In a worst case scenario: US Invasion. What device could the US government simply force to stop working in Canada that would cause the most chaos (e.g: brick all iPhones)?
What products are most at risk. What are easiest to replace to reduce risk? Hardest to replace?
Internet, GPS, Electricity.
Consider getting FRS, or go full-route and get your HAM license and a handheld.
Consider LoRa-based Meshtastic devices (Lilygo T-Deck) - good for text communications, am unsure if they are dependent on GPS for their mesh capabilities though.
Sat up last night thinking about Mesh comms for the average Canadian who aren't likely going to be running out to buy new products. As a back-up, I have Briar for groups and Bluetooth chat for 1-on-1, but wondering if there are any recommendations you or others may have that are 1) better and 2) a Canadian solution?
GPS. The system can be turned off in specific regions (no idea how, it's classified, but they've actually done it so it's not just a wild notion), and portions of the signal are already encrypted such that they're only available to the US military.
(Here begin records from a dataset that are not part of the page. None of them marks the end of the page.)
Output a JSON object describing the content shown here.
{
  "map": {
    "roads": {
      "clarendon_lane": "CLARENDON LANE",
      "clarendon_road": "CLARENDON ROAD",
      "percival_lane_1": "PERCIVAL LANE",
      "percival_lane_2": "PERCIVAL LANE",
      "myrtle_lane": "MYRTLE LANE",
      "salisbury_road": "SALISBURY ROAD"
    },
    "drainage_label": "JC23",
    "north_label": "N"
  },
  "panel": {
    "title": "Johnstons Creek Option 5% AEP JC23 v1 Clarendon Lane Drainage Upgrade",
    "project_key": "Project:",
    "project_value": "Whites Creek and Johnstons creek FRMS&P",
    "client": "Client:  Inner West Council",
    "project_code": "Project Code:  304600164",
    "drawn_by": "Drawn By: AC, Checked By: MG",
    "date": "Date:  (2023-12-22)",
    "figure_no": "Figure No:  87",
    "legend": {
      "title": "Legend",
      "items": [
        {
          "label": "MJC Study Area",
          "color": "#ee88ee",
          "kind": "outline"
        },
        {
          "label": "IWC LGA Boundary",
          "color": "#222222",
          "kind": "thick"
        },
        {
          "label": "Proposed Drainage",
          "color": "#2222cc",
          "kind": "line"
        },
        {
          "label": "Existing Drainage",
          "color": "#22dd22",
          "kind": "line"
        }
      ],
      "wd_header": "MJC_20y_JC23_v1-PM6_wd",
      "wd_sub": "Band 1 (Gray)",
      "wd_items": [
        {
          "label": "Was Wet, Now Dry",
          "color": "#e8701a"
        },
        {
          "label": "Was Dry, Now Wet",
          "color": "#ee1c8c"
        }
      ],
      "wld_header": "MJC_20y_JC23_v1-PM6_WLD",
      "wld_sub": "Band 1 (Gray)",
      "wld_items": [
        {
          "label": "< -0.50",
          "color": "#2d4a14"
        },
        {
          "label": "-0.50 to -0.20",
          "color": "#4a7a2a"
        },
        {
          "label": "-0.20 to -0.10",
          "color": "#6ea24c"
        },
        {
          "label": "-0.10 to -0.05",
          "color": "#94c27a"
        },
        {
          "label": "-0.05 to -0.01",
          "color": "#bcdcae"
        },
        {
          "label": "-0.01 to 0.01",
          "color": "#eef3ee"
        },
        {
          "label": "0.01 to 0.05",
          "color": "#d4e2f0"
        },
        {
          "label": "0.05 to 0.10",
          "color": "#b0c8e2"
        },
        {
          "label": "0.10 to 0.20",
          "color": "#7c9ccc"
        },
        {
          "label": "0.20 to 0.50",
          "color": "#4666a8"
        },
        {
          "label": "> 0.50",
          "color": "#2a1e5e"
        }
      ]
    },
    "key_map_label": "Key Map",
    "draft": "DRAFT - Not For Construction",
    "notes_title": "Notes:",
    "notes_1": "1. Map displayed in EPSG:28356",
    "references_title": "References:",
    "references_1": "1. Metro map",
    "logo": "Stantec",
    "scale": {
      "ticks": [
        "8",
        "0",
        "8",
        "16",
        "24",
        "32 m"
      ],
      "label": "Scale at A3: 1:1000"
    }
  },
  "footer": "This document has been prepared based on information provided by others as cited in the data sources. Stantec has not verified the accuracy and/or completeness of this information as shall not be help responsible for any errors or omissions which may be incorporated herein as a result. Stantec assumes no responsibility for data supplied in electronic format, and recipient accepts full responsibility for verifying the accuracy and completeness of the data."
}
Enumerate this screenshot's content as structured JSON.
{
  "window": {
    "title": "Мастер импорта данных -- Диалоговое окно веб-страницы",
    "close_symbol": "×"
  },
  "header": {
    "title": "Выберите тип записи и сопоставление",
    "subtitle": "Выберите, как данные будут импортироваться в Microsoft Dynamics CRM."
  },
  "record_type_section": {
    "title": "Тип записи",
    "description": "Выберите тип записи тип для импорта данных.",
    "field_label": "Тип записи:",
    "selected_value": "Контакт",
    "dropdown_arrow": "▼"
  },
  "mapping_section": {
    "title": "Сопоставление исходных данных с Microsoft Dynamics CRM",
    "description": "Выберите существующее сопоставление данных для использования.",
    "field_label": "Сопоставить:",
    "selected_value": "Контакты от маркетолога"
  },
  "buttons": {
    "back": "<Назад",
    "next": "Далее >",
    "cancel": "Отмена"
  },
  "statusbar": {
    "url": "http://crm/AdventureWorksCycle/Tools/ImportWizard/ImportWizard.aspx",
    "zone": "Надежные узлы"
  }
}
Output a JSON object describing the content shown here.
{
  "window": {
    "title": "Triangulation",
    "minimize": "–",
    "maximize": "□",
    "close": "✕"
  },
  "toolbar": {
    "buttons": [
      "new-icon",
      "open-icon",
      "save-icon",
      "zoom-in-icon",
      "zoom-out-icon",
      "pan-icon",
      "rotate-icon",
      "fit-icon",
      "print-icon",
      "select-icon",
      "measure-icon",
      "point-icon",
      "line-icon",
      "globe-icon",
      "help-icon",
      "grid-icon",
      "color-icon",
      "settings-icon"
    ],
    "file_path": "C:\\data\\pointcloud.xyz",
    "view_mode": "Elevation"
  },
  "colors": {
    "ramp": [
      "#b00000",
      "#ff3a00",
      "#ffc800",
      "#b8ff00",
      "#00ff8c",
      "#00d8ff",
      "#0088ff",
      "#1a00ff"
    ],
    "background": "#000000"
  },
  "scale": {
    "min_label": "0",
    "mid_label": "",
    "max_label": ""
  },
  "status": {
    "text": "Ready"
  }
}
There would be little stopping them from sending altered signals or just turning it off.
Many missile systems, aircraft and fighting vehicles rely on GPS to function as expected.
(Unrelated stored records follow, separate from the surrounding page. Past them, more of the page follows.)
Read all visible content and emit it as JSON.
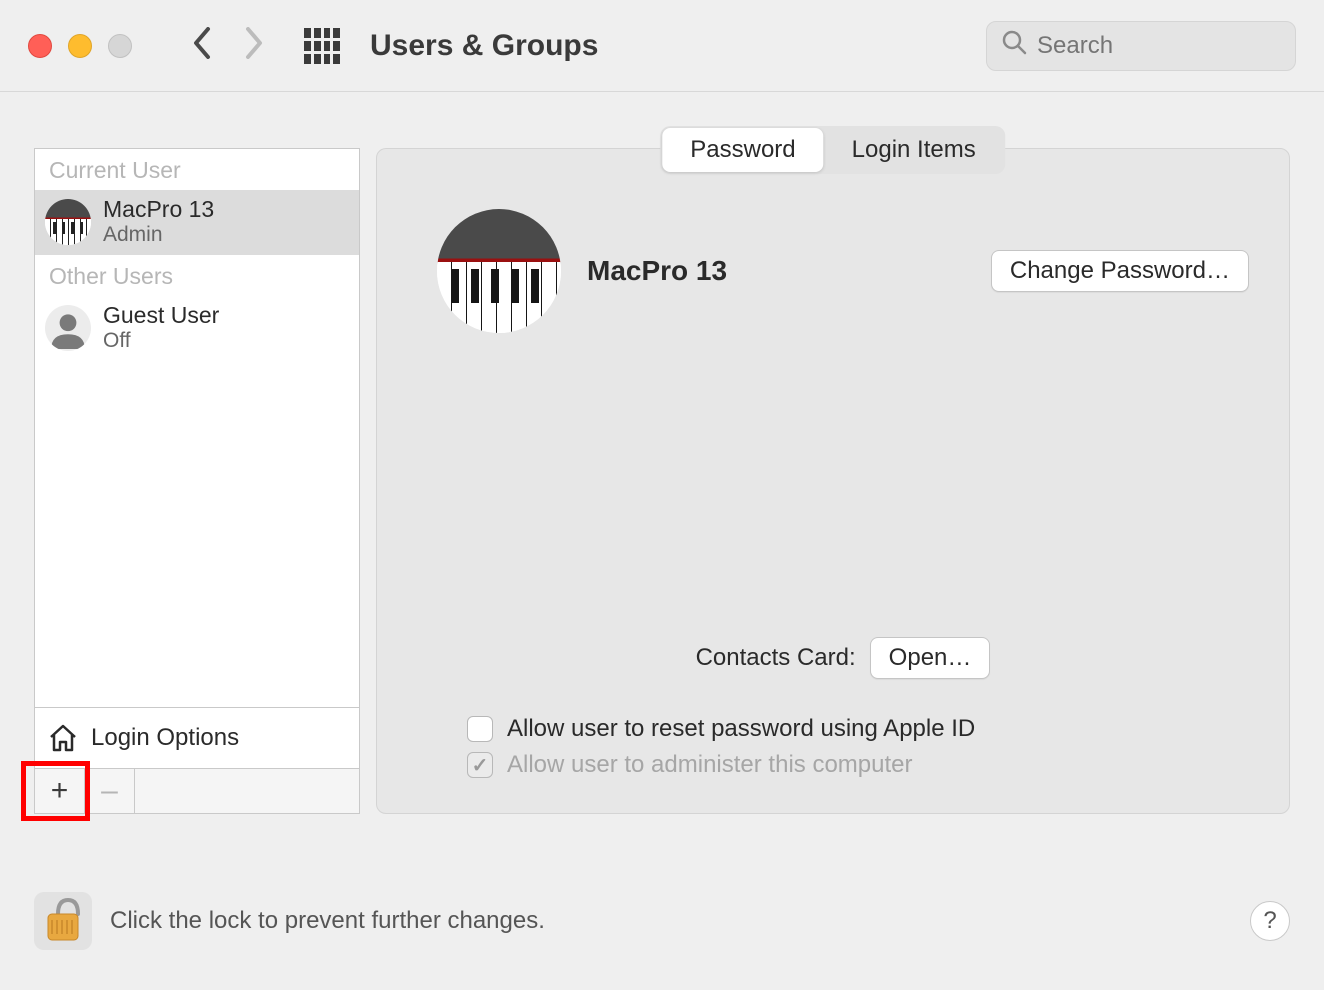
{
  "window": {
    "title": "Users & Groups",
    "search_placeholder": "Search"
  },
  "sidebar": {
    "current_user_header": "Current User",
    "other_users_header": "Other Users",
    "current_user": {
      "name": "MacPro 13",
      "role": "Admin"
    },
    "other_users": [
      {
        "name": "Guest User",
        "status": "Off"
      }
    ],
    "login_options_label": "Login Options",
    "add_symbol": "+",
    "remove_symbol": "–"
  },
  "tabs": {
    "password": "Password",
    "login_items": "Login Items",
    "active": "password"
  },
  "panel": {
    "user_display_name": "MacPro 13",
    "change_password_label": "Change Password…",
    "contacts_card_label": "Contacts Card:",
    "open_label": "Open…",
    "reset_password_label": "Allow user to reset password using Apple ID",
    "administer_label": "Allow user to administer this computer"
  },
  "footer": {
    "lock_text": "Click the lock to prevent further changes.",
    "help_symbol": "?"
  }
}
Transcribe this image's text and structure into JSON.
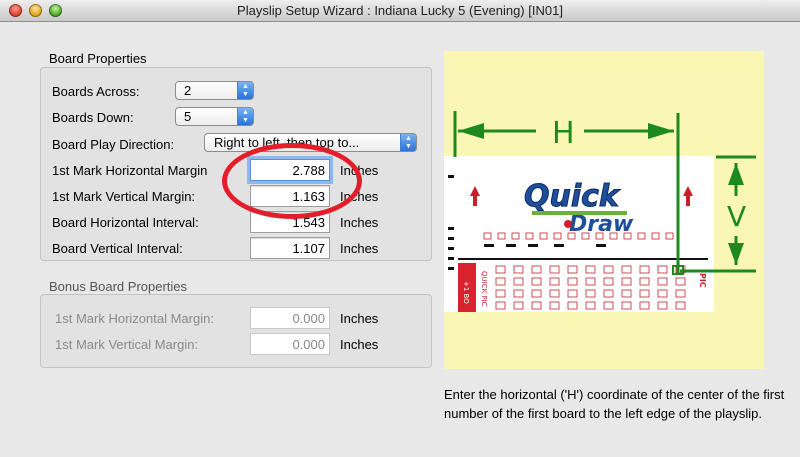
{
  "window": {
    "title": "Playslip Setup Wizard : Indiana Lucky 5 (Evening) [IN01]"
  },
  "board_properties": {
    "title": "Board Properties",
    "boards_across_label": "Boards Across:",
    "boards_across_value": "2",
    "boards_down_label": "Boards Down:",
    "boards_down_value": "5",
    "direction_label": "Board Play Direction:",
    "direction_value": "Right to left, then top to...",
    "h_margin_label": "1st Mark Horizontal Margin",
    "h_margin_value": "2.788",
    "v_margin_label": "1st Mark Vertical Margin:",
    "v_margin_value": "1.163",
    "h_interval_label": "Board Horizontal Interval:",
    "h_interval_value": "1.543",
    "v_interval_label": "Board Vertical Interval:",
    "v_interval_value": "1.107",
    "units": "Inches"
  },
  "bonus_properties": {
    "title": "Bonus Board Properties",
    "h_margin_label": "1st Mark Horizontal Margin:",
    "h_margin_value": "0.000",
    "v_margin_label": "1st Mark Vertical Margin:",
    "v_margin_value": "0.000",
    "units": "Inches"
  },
  "preview": {
    "h_label": "H",
    "v_label": "V",
    "logo_top": "Quick",
    "logo_bottom": "Draw",
    "side_left": "+1 BO",
    "quick_pick": "QUICK PIC",
    "side_right": "PIC"
  },
  "description": "Enter the horizontal ('H') coordinate of the center of the first number of the first board to the left edge of the playslip.",
  "colors": {
    "accent_green": "#1e8a1e",
    "highlight_red": "#e31e2a",
    "preview_bg": "#faf6b4"
  }
}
This is a fair take. However, it does presuppose that we would have sufficient missile systems, aircraft, or fighting vehicles that it would matter.
I have a lot of GNSS units that allow you to choose which networks they're receiving (GPS, Glonass, Galileo, etc.). I've never tried to turn off GPS just to see -- might be interesting as an experiment.
Oh, not inaccuracies. Just portions of the signal only available to the military. The original intent was to limit accuracy, and now it's more to counter spoofing, but it's still there, just upgraded.
Stop selling electricity to them. With luck that causes a cascade failure, or blackouts, in border states and gives them something else to worry about.
iPhones wouldn't be that bad I don't think. Cell/internet infrastructure would be much worse.
American vehicles would be harder to replace. We know Teslas can and have been remotely disabled in places where Tesla didn't want them being used. I'd be surprised if the big three didn't have remote killswitches in their vehicles already.
It's not even a secret. Almost all modern cars do as part of remote service packages. It's what let's you ask them to unlock your car, do remote start via a phone app, or let's the police request a remote shutdown of a stolen car.
Fix that by disconnecting the cellular antenna in the car and the telematics unit. You may need a bypass harness on some modern cars that "responds" to connectivity pings in the car's canbus, but otherwise you can't kill what's not connected. :3
The cell phone network might be a day 0 target, but Cell phones would be left mostly untouched, they are easy to track/drone strike. Interference would only happen acutely for IED concerns or cqb operations
GPS/Satellite location would be jammed / disabled
Internet connections would be targeted, sea cables, microwave, etc
Electrical systems would be targeted.
Prioritize:
electrical backups
clean water backups
communication backups (point to point fiber, lasers, microwave)
Oddly enough, there was a huge push a while back to prevent Huawei being used in the cell phone network as infrastructure, because it gave China a potential espionage route. No one was thinking "kill switch" during this discussion. And no one was considering US tech in this discussion as a risk either.
I wonder what percentage of Canadian cell phone infrastructure is American?